Anson M. Beard Jr. with Professor John Coffee
One of the more interesting aspects of Morgan’s civil war was that the Group of Eight held only 11 million shares of the company, which represented only 1 of the firm’s market cap. Their ability to affect change so quickly, while controlling such a small percentage of shares was unprecedented. “We didn’t play to lose,” said Beard. He added that the Group was willing to spend the $15-20 million necessary to wage a proxy battle. Professor Coffee then remarked that personal services firms, such as Morgan Stanley, are fragile, since they’re employee based. The Group of Eight could influence migration and shine a public spotlight on Purcell and the Board, thereby resolving the dispute quickly.

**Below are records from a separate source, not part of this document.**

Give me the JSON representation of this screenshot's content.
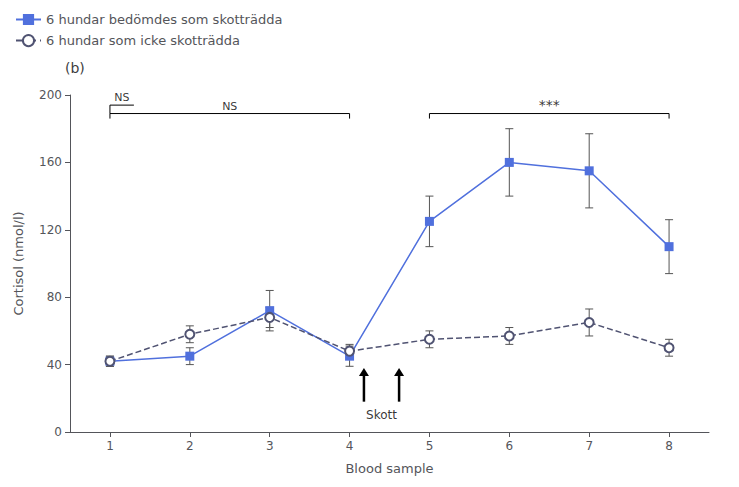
{
  "chart_data": {
    "type": "line",
    "title": "(b)",
    "xlabel": "Blood sample",
    "ylabel": "Cortisol (nmol/l)",
    "x": [
      1,
      2,
      3,
      4,
      5,
      6,
      7,
      8
    ],
    "xlim": [
      0.5,
      8.5
    ],
    "xticks": [
      1,
      2,
      3,
      4,
      5,
      6,
      7,
      8
    ],
    "ylim": [
      0,
      200
    ],
    "yticks": [
      0,
      40,
      80,
      120,
      160,
      200
    ],
    "grid": false,
    "legend": "upper left",
    "series": [
      {
        "name": "6 hundar bedömdes som skotträdda",
        "marker": "square",
        "line_style": "solid",
        "values": [
          42,
          45,
          72,
          45,
          125,
          160,
          155,
          110
        ],
        "yerr": [
          3,
          5,
          12,
          6,
          15,
          20,
          22,
          16
        ]
      },
      {
        "name": "6 hundar som icke skotträdda",
        "marker": "open_circle",
        "line_style": "dashed",
        "values": [
          42,
          58,
          68,
          48,
          55,
          57,
          65,
          50
        ],
        "yerr": [
          3,
          5,
          6,
          4,
          5,
          5,
          8,
          5
        ]
      }
    ],
    "annotations": [
      "NS",
      "NS",
      "***",
      "Skott"
    ]
  }
}
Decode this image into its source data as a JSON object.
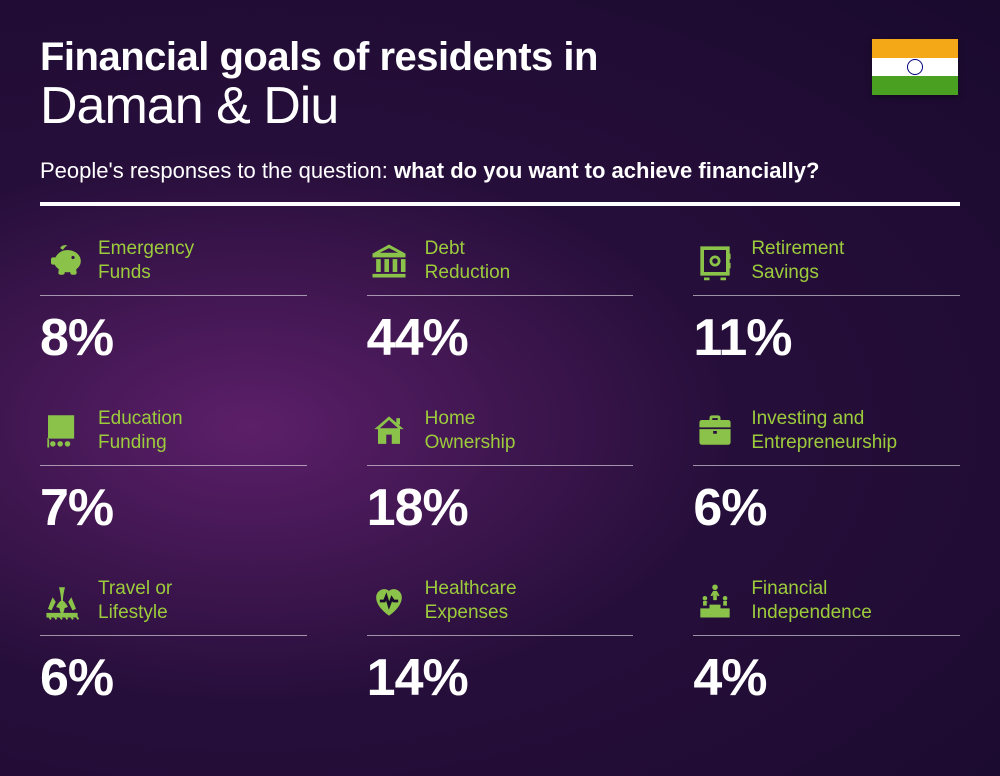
{
  "header": {
    "title_line1": "Financial goals of residents in",
    "title_line2": "Daman & Diu",
    "subtitle_prefix": "People's responses to the question: ",
    "subtitle_bold": "what do you want to achieve financially?"
  },
  "flag": {
    "top_color": "#f4a817",
    "mid_color": "#ffffff",
    "bot_color": "#4aa020",
    "chakra_color": "#000080"
  },
  "colors": {
    "accent": "#9ccc3c",
    "icon": "#8bc34a",
    "text": "#ffffff",
    "divider": "#ffffff"
  },
  "items": [
    {
      "label": "Emergency\nFunds",
      "value": "8%",
      "icon": "piggy"
    },
    {
      "label": "Debt\nReduction",
      "value": "44%",
      "icon": "bank"
    },
    {
      "label": "Retirement\nSavings",
      "value": "11%",
      "icon": "safe"
    },
    {
      "label": "Education\nFunding",
      "value": "7%",
      "icon": "education"
    },
    {
      "label": "Home\nOwnership",
      "value": "18%",
      "icon": "home"
    },
    {
      "label": "Investing and\nEntrepreneurship",
      "value": "6%",
      "icon": "briefcase"
    },
    {
      "label": "Travel or\nLifestyle",
      "value": "6%",
      "icon": "travel"
    },
    {
      "label": "Healthcare\nExpenses",
      "value": "14%",
      "icon": "health"
    },
    {
      "label": "Financial\nIndependence",
      "value": "4%",
      "icon": "podium"
    }
  ]
}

Near the end of the presentation, Professor Keehner opened up the floor to questions, with one attendee wondering how Morgan Stanley allowed itself to be outmaneuvered by Dean Witter. The panel agreed that hubris on the part of the Morgan Stanley people was partly to blame. Market conditions also played a part, as Brad Hintz pointed out that after the tech bubble Dean Witter’s divisions performed better than the investment banking side, allowing Dean Witter to replace the Morgan Stanley people that left. Professor Beim also felt that Mack, who came from a more collegial, partnership based background in investment banking, underestimated the ruthlessness of Purcell. The panel imparted several pearls of wisdom during the ninety minute event; such as most firms do not put enough time and effort into maintaining their culture and that the inevitable outcome of bad corporate governance is failure. But most importantly – respect your elders.